Comment parler de cette tragédie, les 12 morts chez Charlie Hebdo morts parce que leurs dessins surprenaient et dérangaient, une tragédie, une parmi les inombrables qui peuplent l'histoire de l'humanité et de la littérature ... ?

Que dire ? Et pourquoi dire, lorsque vous vous sentez directement concerné ? Et que vous êtes submergé, aliéné par l'émotion. Comment penser l'impensable ? L'indicible.

Il est extrêmement difficile de séparer l'affectif du raisonnable. Éternel débat.

Je ne peux pas parler de Charb dont le dernier dessin était prémonitoire, mais je pourrais de Cavanna.

Je peux évoquer Cabu, qui en 1973 a joué avec ma fille âgée d'un an à peine. Il a vraiment joué comme moi, le père, je ne savais pas le faire, et l'a fait sauter sur ses genoux ce qui nous a tous bien fait rire. Cabu ou le grand duduche, c'est tout le contraire de ce que me disent les gens. C'était un jeune homme doux, tolérant, humble ... Il devait l'être pour venir voir, avec Isabelle, sa femme aux yeux d'amande verts, un petit journaleux débutant dans le métier.

J'étais journaliste au Télégramme de Franche-Comté, un hebdomadaire dont le siège était à Besançon, fief d'Edgar Faure, l'homme de Pontarlier, du Haut Doubs. C'était au moment de l'affaire LIP. Le préfet de région M. Schmitt, avait fait charger les CRS dans les rues où rentraient chez elles, paisiblement, des personnes âgées. Le Télégramme avait publié des photos accablantes de violence.

Mais là n'est pas le propos. Il faut raison garder toujours. La mort sanglante de Cabu, bizarrement, touche tous les membres de ma famille, femme et trois filles.

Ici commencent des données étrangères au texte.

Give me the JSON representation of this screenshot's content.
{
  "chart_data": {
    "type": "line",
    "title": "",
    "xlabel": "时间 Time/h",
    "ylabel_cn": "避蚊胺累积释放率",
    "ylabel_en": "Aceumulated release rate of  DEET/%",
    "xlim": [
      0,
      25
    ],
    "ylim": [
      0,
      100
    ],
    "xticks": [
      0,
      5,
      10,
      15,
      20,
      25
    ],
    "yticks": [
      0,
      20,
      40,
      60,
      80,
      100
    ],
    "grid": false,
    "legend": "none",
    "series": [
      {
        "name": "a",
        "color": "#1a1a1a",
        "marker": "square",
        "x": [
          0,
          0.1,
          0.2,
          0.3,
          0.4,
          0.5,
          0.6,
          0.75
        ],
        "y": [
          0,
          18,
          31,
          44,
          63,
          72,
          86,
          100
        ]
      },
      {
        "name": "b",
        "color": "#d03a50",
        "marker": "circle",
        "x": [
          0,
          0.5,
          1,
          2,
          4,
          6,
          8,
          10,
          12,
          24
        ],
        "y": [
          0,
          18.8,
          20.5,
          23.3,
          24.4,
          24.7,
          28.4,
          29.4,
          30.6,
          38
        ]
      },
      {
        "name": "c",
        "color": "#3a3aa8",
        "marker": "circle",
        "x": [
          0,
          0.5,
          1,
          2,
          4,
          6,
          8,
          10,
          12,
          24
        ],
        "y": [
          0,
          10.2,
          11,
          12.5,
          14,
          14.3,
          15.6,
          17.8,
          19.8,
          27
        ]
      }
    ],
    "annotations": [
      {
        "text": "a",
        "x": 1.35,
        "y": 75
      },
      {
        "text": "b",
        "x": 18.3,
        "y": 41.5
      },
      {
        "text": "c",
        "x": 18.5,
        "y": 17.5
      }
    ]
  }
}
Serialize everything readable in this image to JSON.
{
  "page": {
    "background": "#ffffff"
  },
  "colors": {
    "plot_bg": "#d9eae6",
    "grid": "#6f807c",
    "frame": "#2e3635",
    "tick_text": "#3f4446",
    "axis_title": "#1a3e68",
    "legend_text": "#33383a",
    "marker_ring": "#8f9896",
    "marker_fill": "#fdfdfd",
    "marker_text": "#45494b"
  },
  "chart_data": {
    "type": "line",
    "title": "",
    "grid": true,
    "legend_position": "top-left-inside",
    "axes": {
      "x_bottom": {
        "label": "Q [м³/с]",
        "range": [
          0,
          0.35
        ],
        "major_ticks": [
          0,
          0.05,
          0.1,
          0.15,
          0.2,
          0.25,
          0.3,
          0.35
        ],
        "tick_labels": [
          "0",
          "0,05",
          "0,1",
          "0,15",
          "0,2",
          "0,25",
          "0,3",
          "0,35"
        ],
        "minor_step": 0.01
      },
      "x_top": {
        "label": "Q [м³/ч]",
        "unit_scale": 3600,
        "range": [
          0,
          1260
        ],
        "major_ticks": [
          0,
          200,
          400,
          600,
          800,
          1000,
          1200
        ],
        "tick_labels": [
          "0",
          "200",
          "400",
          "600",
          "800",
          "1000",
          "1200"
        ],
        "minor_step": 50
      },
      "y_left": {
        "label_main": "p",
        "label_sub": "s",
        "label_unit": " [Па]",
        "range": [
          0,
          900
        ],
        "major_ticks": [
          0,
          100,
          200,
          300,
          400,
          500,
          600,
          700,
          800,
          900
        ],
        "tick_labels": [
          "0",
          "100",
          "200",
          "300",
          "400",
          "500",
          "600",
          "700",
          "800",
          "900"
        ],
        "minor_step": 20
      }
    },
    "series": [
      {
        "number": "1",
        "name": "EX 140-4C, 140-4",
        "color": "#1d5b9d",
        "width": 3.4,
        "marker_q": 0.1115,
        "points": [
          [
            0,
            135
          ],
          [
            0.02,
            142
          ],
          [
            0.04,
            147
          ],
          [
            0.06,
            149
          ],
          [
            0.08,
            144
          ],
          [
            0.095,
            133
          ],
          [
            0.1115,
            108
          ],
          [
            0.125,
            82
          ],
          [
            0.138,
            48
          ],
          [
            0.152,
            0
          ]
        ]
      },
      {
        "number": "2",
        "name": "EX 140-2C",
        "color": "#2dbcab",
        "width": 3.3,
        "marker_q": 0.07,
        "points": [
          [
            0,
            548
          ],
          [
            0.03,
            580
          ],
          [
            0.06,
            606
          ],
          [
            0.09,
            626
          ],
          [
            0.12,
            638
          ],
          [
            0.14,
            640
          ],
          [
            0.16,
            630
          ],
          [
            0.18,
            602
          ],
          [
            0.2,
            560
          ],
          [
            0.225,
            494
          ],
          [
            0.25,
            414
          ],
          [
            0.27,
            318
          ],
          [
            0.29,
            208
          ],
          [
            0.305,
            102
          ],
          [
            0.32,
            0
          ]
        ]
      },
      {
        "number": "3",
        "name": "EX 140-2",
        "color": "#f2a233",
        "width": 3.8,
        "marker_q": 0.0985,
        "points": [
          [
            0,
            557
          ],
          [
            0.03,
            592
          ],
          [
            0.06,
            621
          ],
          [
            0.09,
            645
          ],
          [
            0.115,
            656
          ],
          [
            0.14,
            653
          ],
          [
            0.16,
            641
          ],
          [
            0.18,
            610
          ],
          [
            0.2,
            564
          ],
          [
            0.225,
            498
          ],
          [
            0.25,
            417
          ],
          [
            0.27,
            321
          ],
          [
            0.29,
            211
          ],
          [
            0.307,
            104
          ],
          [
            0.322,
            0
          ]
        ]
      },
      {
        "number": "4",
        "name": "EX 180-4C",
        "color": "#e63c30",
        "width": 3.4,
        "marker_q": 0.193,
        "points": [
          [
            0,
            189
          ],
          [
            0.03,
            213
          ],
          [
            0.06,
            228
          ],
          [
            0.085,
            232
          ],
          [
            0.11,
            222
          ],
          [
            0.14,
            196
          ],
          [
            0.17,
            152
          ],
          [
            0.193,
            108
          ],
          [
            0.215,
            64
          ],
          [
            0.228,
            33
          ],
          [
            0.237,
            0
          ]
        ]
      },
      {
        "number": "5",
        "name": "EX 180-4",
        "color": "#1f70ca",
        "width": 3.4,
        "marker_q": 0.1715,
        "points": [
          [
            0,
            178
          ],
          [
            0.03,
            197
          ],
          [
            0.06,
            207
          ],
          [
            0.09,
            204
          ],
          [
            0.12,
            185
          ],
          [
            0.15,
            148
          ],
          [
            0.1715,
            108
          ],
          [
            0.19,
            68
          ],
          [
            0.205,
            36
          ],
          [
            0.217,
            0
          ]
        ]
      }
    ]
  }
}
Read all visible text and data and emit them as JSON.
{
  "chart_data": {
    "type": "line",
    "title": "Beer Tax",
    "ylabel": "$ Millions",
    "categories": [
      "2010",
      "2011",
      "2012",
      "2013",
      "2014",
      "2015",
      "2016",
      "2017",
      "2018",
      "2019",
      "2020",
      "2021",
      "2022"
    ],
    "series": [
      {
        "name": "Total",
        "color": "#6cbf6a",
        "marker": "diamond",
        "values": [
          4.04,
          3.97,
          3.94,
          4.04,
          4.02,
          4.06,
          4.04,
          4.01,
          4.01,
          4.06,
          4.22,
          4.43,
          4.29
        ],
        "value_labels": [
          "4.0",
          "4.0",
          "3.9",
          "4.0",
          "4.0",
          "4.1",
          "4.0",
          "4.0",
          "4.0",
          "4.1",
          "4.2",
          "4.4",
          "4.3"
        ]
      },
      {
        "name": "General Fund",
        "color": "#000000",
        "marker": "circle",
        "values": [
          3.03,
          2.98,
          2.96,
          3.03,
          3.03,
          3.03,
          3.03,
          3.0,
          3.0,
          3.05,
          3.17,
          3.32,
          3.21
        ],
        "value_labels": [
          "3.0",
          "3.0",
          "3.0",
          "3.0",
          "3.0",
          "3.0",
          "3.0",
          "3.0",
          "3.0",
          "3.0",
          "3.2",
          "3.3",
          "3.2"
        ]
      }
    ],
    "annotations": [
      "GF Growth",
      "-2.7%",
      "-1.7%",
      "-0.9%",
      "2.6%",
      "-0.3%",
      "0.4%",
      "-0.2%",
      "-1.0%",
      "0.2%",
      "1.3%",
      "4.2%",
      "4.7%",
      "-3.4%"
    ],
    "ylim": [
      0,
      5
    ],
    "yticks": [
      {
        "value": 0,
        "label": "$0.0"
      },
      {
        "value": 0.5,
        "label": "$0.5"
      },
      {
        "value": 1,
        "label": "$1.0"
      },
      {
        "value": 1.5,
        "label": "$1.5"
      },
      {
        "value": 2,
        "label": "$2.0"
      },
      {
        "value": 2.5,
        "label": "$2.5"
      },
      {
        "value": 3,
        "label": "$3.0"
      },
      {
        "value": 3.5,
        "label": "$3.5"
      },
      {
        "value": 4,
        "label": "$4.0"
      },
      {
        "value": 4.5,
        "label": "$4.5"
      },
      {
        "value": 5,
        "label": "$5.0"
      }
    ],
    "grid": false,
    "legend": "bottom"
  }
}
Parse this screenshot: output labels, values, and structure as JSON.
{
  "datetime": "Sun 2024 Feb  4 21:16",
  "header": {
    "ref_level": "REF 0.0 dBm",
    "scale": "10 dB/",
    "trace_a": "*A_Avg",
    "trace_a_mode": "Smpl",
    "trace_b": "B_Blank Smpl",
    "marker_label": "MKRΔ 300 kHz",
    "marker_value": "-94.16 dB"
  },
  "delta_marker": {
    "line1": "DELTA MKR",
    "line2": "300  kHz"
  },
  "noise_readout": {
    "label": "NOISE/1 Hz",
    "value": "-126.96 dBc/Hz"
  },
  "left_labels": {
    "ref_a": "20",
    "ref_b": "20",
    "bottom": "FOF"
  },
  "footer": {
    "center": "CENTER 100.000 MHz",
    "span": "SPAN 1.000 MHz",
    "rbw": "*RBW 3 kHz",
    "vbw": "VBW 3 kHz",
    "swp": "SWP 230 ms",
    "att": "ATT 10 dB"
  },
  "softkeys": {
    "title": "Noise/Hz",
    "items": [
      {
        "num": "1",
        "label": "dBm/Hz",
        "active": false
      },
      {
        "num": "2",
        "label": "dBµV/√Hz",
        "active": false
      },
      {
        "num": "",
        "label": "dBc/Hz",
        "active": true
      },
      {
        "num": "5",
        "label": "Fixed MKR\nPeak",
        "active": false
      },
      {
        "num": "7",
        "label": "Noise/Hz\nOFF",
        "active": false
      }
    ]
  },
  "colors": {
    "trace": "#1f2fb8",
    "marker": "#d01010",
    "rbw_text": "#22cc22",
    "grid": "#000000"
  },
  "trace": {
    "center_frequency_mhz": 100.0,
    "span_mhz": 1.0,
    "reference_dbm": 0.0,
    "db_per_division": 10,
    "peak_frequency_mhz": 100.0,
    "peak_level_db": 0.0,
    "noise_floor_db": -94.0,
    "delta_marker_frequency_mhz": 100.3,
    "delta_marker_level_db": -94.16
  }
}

Tout le monde peut comprendre cela. Je ne suis pas le seul dans ce cas de figure.

Au-delà de la perte et de la terreur, je veux dire comment je pense les choses.

Charlie Hebdo qui s'appelait Hara-Kiri avant son interdiction, fit une couverture  "Bal tragique à Colombey : 1 mort ", le 17 novembre 1970 et fut censuré.
Ce choix de titre faisait référence à un fait divers qui avait défrayé la chronique : l'incendie du Cinq Sept, à Saint Laurent du Pont, où 146 personnes avaient trouvé la mort.

Pour moi, étudiant à l'ESJ boulevard Vauban à Lille, cette publication fut comme une révélation dans une société bloquée. Une bouffée d'oxygène d'irrévérence, nécessaire. Pour survivre. Cela changeait des conversations sans fin avec Pierre Mauroy, grand idéaliste passionnant, au Rihour le café des journaleux de Lille où n'entrait pas n'importe qui.

Alors,maintenant, je vais dire ce que je pense, à la face des gangsters du fanatisme, ces pros égarés, qui veulent nous faire taire.

Je veux dire simplement que les journalistes de Charlie Hebdo sont nos commandos, nos têtes de pont, nos "Boys", pour faire avancer l'intelligence, la capacité de s'interroger, de se moquer de soi-même et de faire avancer les choses, pas à pas, la démocratie aussi.

Au-delà, aujourd'hui, ils préservent, objectivement cette démocratie, et contribuent à la maintenir. Ce sont eux qui ont eu raison de la société bloquée des années 70. Et ils n'ont jamais baissé les bras.

Alors merci.

Aux hérauts.

Aux héros.

Et n'oublions jamais que ces monstres criminels, ces pros impeccables, ces robots manipulés, sont des hommes. Que des hommes. Comme nous. Or nous sommes tous des Charlies. Oui des Charlies, mais que des Charlies. Ces Charlies on les aime.

Si nous sommes libres, aujourd'hui, c'est, aussi, grâce à eux.

Eux, qui ont fait avancer les choses. Au prix de leurs vies.

Dans une société qui se voudrait lisse et feutrée, politiquement correcte, pour ne pas dire bien élevée.

Aujourd'hui, paradoxalement, on se sent plus fort. Beaucoup plus fort et plus déterminé que jamais.